In the reading, “Ozawa and Thind”, Lopez states “The Court’s eventual embrace of common knowledge confirms the falsity of natural notions of race, exposing race instead as a social product of measurable only in terms of what people believe” (Lopez, 80). Now this statement reiterates so much about the topic of race as a social construct. Race being only what people believed in was dangerous because at the time racists would use what they believed in to indoctrinate the superiority of white race over all other races. For that reason being, there was a specific criteria for citizenship. In Ozawa’s immigration aftermath, he viewed himself as an American by heart, not by name.
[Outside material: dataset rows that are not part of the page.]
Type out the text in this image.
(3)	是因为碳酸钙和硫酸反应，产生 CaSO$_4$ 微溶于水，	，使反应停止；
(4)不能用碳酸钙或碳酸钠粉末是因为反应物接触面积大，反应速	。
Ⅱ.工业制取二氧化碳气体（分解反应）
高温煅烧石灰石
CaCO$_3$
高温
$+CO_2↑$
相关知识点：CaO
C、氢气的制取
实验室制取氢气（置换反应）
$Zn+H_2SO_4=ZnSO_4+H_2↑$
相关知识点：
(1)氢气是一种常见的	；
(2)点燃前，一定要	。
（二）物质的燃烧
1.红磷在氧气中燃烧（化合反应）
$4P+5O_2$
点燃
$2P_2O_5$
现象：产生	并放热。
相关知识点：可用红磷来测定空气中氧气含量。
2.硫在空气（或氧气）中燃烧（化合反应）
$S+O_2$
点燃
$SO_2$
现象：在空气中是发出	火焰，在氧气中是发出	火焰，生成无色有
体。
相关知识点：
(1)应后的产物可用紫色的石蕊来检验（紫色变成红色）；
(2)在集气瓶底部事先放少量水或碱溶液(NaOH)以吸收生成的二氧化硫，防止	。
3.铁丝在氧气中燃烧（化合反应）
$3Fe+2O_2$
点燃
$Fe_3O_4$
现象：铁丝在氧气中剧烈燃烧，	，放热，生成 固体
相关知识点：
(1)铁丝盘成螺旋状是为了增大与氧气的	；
To prove he was an American, he could not have any ties to his home country of Japan like their language, choice of marital partner, and Japanese organizations including schools, churches, etc. This goes all the way down to his kids as well. After submitting that application, Osawa was denied citizenship because he was of Japanese race/descent. This caused him to go to the highest court and fight to get his citizenship. The problem was he asserted he should not have been denied it because he is white skinned. Eventually the Court said he was not white. This shows me that the criteria for citizenship was to be white because in previous cases, each defendant tried to prove to the Court that they were white. Now they would not do this for any reason. At the time, whites were seen as the race that were accepted as Americans. I think citizenship today can be defined as the ability to conform and become accustomed to the standards of America and their views on being tied to a foreign country. I think every race can be a part of the U.S. if the U.S. was not so blinded by the past and the social constructs on race and the need to be white to be acknowledged as an American. To belong here, it means we are acknowledged and in ways where our every life decision is not compromised and judged based on the color of our skin or what people deem our race to be. In my own opinion, that should be the new definition of citizenship. Any person of any race that can come to America and respect America while embracing their home country without limits and consequences. 

 

1 thought on “Alexis Gayle DB 7”

  1. I agree with your opinion. I also think more races could have become part of the United States if the United States had not had the social composition of race in the past and the foolish idea of having to be white to be recognized as Americans.